Kansei Engineering (KE) is a user-oriented technology combing customer psychological feelings and engineering for designing and developing products. Conventionally, questionnaire surveys have been extensively applied for understanding customers’ affective demands, responses and evaluations. However, the questionnaire is usually time-consuming, labour-intensive and small in data size. Online customer reviews provide trustable, continuously updated and free customers’ responses. Existing studies generally focus on the polarity classification of the positivity and negativity of the review texts. This study proposes an opinion mining approach based on KE and machine learning to extract and measure users’ affective responses to products from online customer reviews. Five types of machine learning algorithms are applied, including Support Vector Machine (SVM), Support Vector Regression (SVR), Classification and Regression Tree (CART), Multi-Layer Perceptron (MLP) and Ridge Regression (RR). An experiment has been conducted to illustrate the proposed approach. The results show that SVM+SVR is the best performer. It achieved a recall, precision and F1 score of more than 80% for the classification of the soft-hard attribute with the smallest mean square error. Based on the proposed method, designers and manufacturers can effectively know customers’ responses to products through inputting the review texts to facilitate the process of product design.

Disclosure statement

No potential conflict of interest was reported by the authors.

Correction Statement

This article has been republished with minor changes.
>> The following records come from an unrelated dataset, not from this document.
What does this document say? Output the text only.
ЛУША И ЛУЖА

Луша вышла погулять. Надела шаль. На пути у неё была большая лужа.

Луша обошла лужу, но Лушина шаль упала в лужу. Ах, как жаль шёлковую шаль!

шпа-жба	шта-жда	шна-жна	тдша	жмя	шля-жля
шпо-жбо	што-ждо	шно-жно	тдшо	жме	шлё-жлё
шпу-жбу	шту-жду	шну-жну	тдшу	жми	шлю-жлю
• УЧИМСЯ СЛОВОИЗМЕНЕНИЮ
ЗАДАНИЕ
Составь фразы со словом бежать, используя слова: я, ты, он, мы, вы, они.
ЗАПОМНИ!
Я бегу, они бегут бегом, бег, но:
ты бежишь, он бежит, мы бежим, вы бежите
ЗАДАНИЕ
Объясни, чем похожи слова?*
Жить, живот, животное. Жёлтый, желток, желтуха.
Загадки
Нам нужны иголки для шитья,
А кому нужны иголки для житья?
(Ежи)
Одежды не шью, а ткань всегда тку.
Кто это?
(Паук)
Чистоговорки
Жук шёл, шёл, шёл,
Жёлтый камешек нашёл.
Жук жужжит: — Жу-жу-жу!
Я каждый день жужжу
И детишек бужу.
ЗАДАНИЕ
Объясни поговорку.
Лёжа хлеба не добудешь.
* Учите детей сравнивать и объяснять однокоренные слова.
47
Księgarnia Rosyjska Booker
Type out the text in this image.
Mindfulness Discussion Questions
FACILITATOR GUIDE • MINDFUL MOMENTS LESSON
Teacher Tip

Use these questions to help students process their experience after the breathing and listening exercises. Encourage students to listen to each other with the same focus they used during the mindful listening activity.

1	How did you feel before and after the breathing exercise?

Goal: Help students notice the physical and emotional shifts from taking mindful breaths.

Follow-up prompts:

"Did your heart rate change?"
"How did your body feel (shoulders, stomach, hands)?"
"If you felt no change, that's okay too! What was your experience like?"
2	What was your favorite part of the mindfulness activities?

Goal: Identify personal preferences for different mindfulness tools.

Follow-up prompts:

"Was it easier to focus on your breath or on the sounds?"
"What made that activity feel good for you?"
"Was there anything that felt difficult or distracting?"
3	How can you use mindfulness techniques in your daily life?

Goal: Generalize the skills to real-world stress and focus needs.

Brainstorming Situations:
These changes do not impact the academic content of the article.

Additional information

Funding

This work was supported by National Natural Science Foundation of China under Grant [51405089]; Science and Technology Planning Project of Guangdong Province under [2015B010131008 and 2015B090921007]; China Postdoctoral Science Foundation under [2018M630928]; and Natural Science Foundation of Guangdong Province under [2018A0303130035].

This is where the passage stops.